Reframe and Zoom in DaVinci Resolve

Full disclosure: I have used DaVinci Resolve for the last 15 years, and only recently did I discover that some methods are better than others when enlarging footage. In fact, most of what is taught online ignores the importance of timeline resolution, so this brief tutorial will hopefully help you use the full resolution that your camera captured.


Order of Operations

Soft, artifacty, and mushy images result from poorly scaled image operations. They usually come from excessive pixel filtering (inventing new pixels by averaging neighboring pixels). And more often than ever, we tend to work with footage from high-resolution cameras like the Pyxis 6k, Red Komodo X, or even the new Blackmagic 12k. However, we rarely deliver a project at those resolutions, so we work with a 1080 or 4k timeline to match our delivery specs.

So the question is, why does my footage sometimes not look as sharp as I think it should when I scale up and zoom in? The answer comes from understanding the image process pipeline of DaVinci Resolve. In general, pixels get processed from Fusion to Edit to Color and not the page navigation that runs from Edit to Fusion to Color (that is for the workflow, not the pixel pipeline).

But more specifically, the issue boils down to timeline resolution and everything that follows when it “kicks in.” You can think of timeline resolution as the moment you rasterize a layer in Photoshop or export a video at a specific size and then reimport it into another video.
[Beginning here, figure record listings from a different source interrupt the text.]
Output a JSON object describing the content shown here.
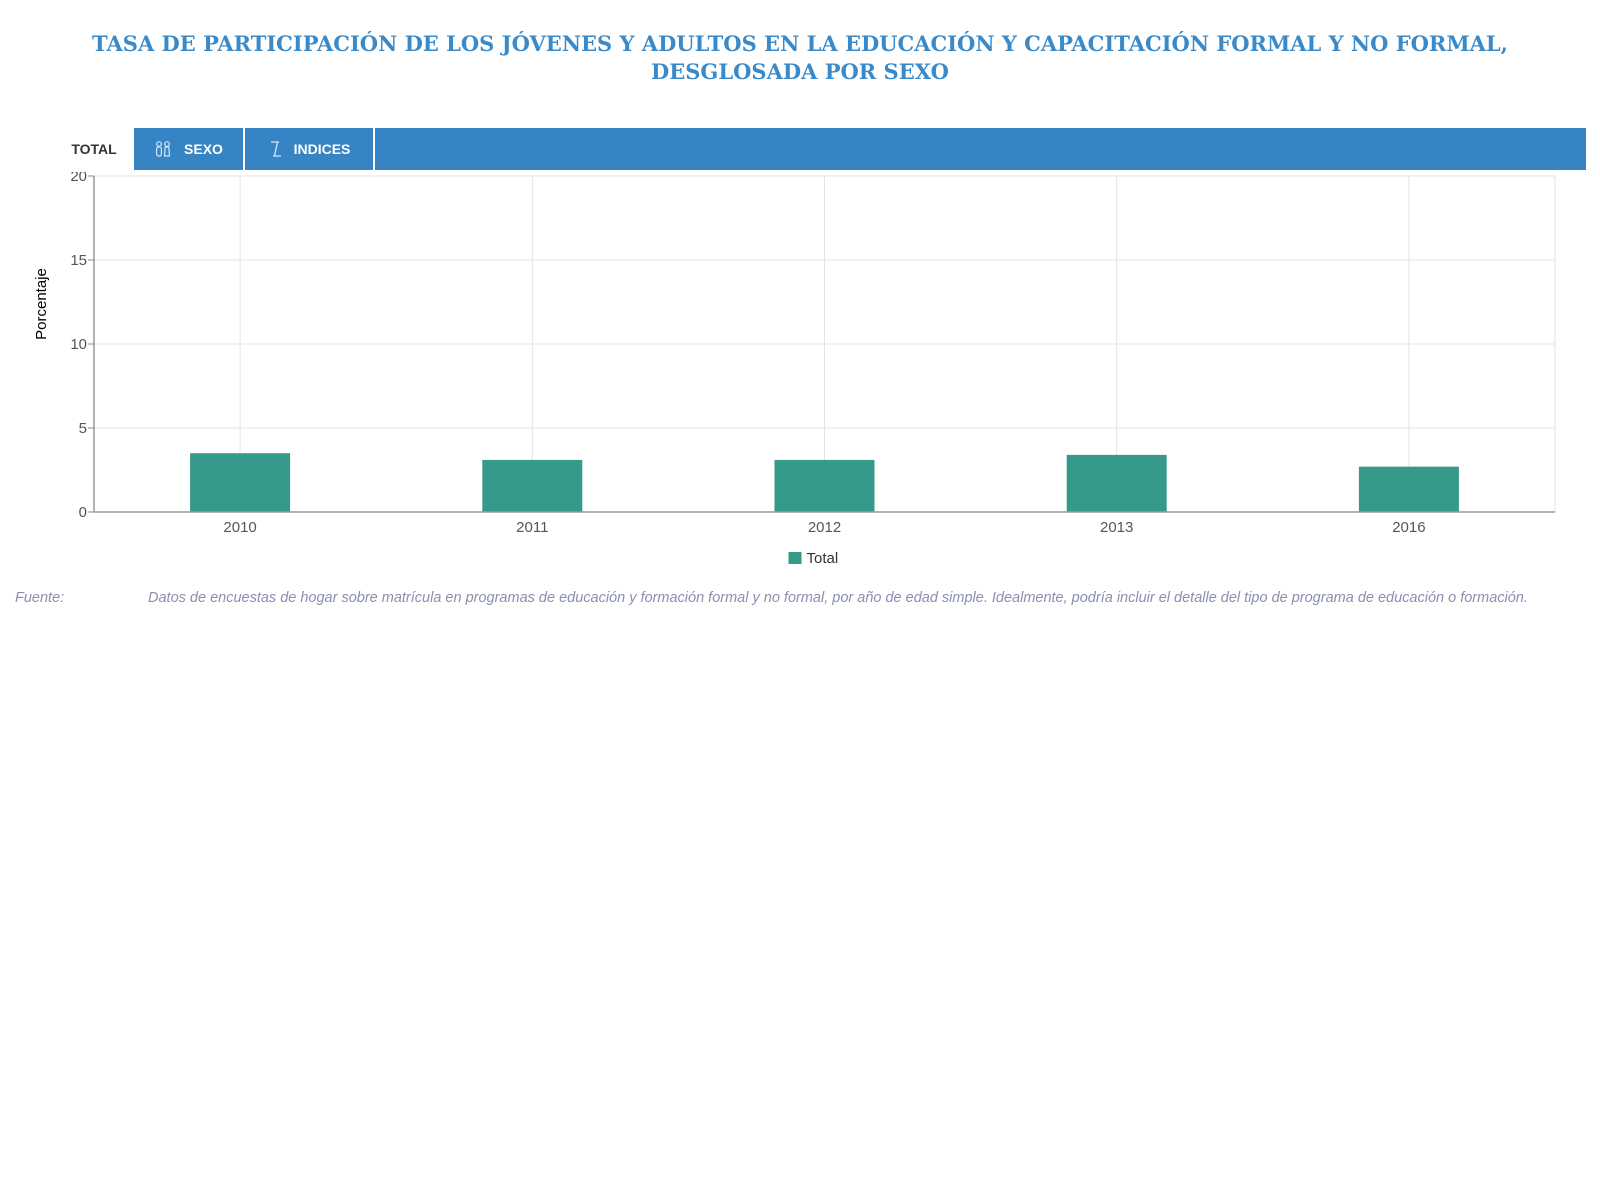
{
  "page": {
    "title": "TASA DE PARTICIPACIÓN DE LOS JÓVENES Y ADULTOS EN LA EDUCACIÓN Y CAPACITACIÓN FORMAL Y NO FORMAL, DESGLOSADA POR SEXO"
  },
  "tabs": [
    {
      "label": "TOTAL",
      "icon": null,
      "active": true
    },
    {
      "label": "SEXO",
      "icon": "gender-icon",
      "active": false
    },
    {
      "label": "INDICES",
      "icon": "index-icon",
      "active": false
    }
  ],
  "colors": {
    "title": "#3a8ac9",
    "tabbar": "#3784c4",
    "bar": "#369a8a"
  },
  "chart_data": {
    "type": "bar",
    "categories": [
      "2010",
      "2011",
      "2012",
      "2013",
      "2016"
    ],
    "series": [
      {
        "name": "Total",
        "values": [
          3.5,
          3.1,
          3.1,
          3.4,
          2.7
        ],
        "color": "#369a8a"
      }
    ],
    "ylabel": "Porcentaje",
    "xlabel": "",
    "ylim": [
      0,
      20
    ],
    "yticks": [
      0,
      5,
      10,
      15,
      20
    ],
    "grid": true,
    "legend_position": "bottom-center"
  },
  "source": {
    "label": "Fuente:",
    "text": "Datos de encuestas de hogar sobre matrícula en programas de educación y formación formal y no formal, por año de edad simple. Idealmente, podría incluir el detalle del tipo de programa de educación o formación."
  }
}
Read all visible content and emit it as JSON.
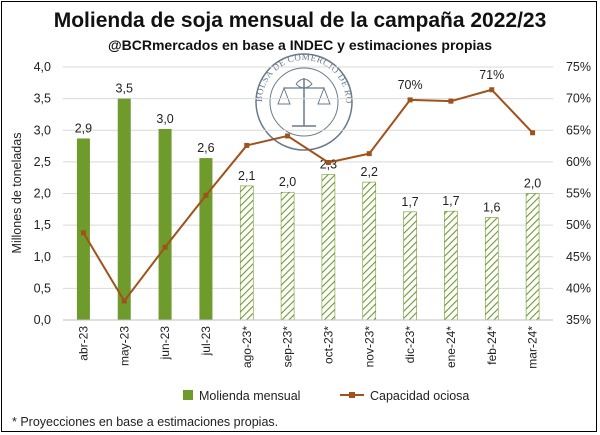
{
  "chart_data": {
    "type": "bar",
    "title": "Molienda de soja mensual de la campaña 2022/23",
    "subtitle": "@BCRmercados en base a INDEC y estimaciones propias",
    "ylabel": "Millones de toneladas",
    "ylim": [
      0,
      4
    ],
    "y_ticks": [
      "0,0",
      "0,5",
      "1,0",
      "1,5",
      "2,0",
      "2,5",
      "3,0",
      "3,5",
      "4,0"
    ],
    "y2lim": [
      35,
      75
    ],
    "y2_ticks": [
      "35%",
      "40%",
      "45%",
      "50%",
      "55%",
      "60%",
      "65%",
      "70%",
      "75%"
    ],
    "categories": [
      "abr-23",
      "may-23",
      "jun-23",
      "jul-23",
      "ago-23*",
      "sep-23*",
      "oct-23*",
      "nov-23*",
      "dic-23*",
      "ene-24*",
      "feb-24*",
      "mar-24*"
    ],
    "series": [
      {
        "name": "Molienda mensual",
        "type": "bar",
        "axis": "left",
        "values": [
          2.87,
          3.5,
          3.02,
          2.56,
          2.12,
          2.02,
          2.3,
          2.18,
          1.71,
          1.72,
          1.62,
          2.0
        ],
        "labels": [
          "2,9",
          "3,5",
          "3,0",
          "2,6",
          "2,1",
          "2,0",
          "2,3",
          "2,2",
          "1,7",
          "1,7",
          "1,6",
          "2,0"
        ],
        "projected": [
          false,
          false,
          false,
          false,
          true,
          true,
          true,
          true,
          true,
          true,
          true,
          true
        ]
      },
      {
        "name": "Capacidad ociosa",
        "type": "line",
        "axis": "right",
        "values": [
          48.8,
          38.0,
          46.5,
          54.7,
          62.6,
          64.1,
          59.9,
          61.3,
          69.8,
          69.6,
          71.4,
          64.6
        ],
        "point_labels": {
          "8": "70%",
          "10": "71%"
        }
      }
    ],
    "legend_position": "bottom",
    "grid": true,
    "colors": {
      "bar": "#6f9a2c",
      "bar_projected_stroke": "#6f9a2c",
      "line": "#a0521c",
      "grid": "#d9d9d9"
    }
  },
  "footnote": "* Proyecciones en base a estimaciones propias.",
  "seal": {
    "text": "BOLSA DE COMERCIO DE ROSARIO",
    "color": "#50627a"
  }
}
Operations in red text in the following image happen AFTER the pixels are “locked in” to a specific timeline resolution.

5 notable exceptions to the rule that Fusion has access to the start of this pipeline are:

  1. Compound Clips (inherit timeline resolution at the moment created)

  2. Fusion Clips (inherit timeline resolution at the moment created) - these are the nested variety of Fusion “clips”

  3. Multicam Clips

  4. Super Scale

  5. Lens Corrections from Inspector to correct distortion


The Right Way to Zoom In

Since we only have access to the original pixel data in Fusion and the Inspector zoom controls when placed on a master clip, that is the solution!

  1. Click on a clip on the timeline and use the inspector zoom controls

  2. Create a Fusion composition by placing the playhead over the clip and clicking the fusion page button and use the transform tool.

  3. Create a Fusion referenced composition by right click on the clip and using a transform tool.


Wrong Ways to Zoom

The most common “wrong way” to zoom into an image I have done for a long time was to use an adjustment clip and change the inspector transform zoom parameters on that. This was a common way to add effects in Premiere and Avid. The issue is that adjustment clips are always locked to the timeline resolution. So, if you scale an adjustment clip to x10, you are just scaling up the result of the timeline to x10. There is a workaround if you have a single layer of video, which is to compound clip the adjustment layer, and the footage gets the full quality of the original pixel data. This can be useful if you want to scale smoothly across multiple photographs.

Compound clips can also be a point of confusion or frustration when enlarging footage on a timeline. At the moment a compound clip is created, it takes on the current timeline resolution. If the footage inside the compound clip is a single layer of footage, or just footage with and adjustment clip on top - you’re fine. But the moment you stack a 2nd layer of pixels in the compound clip, it’s fully rasterized and you will lose the detail zooming in on the low resolution compound clip.

One annoying, but possible workflow option is to change your timeline resolution to the full size original footage resolution before creating the compound clip.

The last couple of methods that lock you into the timeline resolution are any edit page effects and presets because they all act after the timeline resolution has been set. I still love and use Magic Zoom from Mr. Alex Tech, but it’s essential to understand that you are locked into the timeline resolution. If your footage matches your timeline resolution, this won’t matter at all, but when you start using much higher-resolution elements than the timeline, you will lose detail.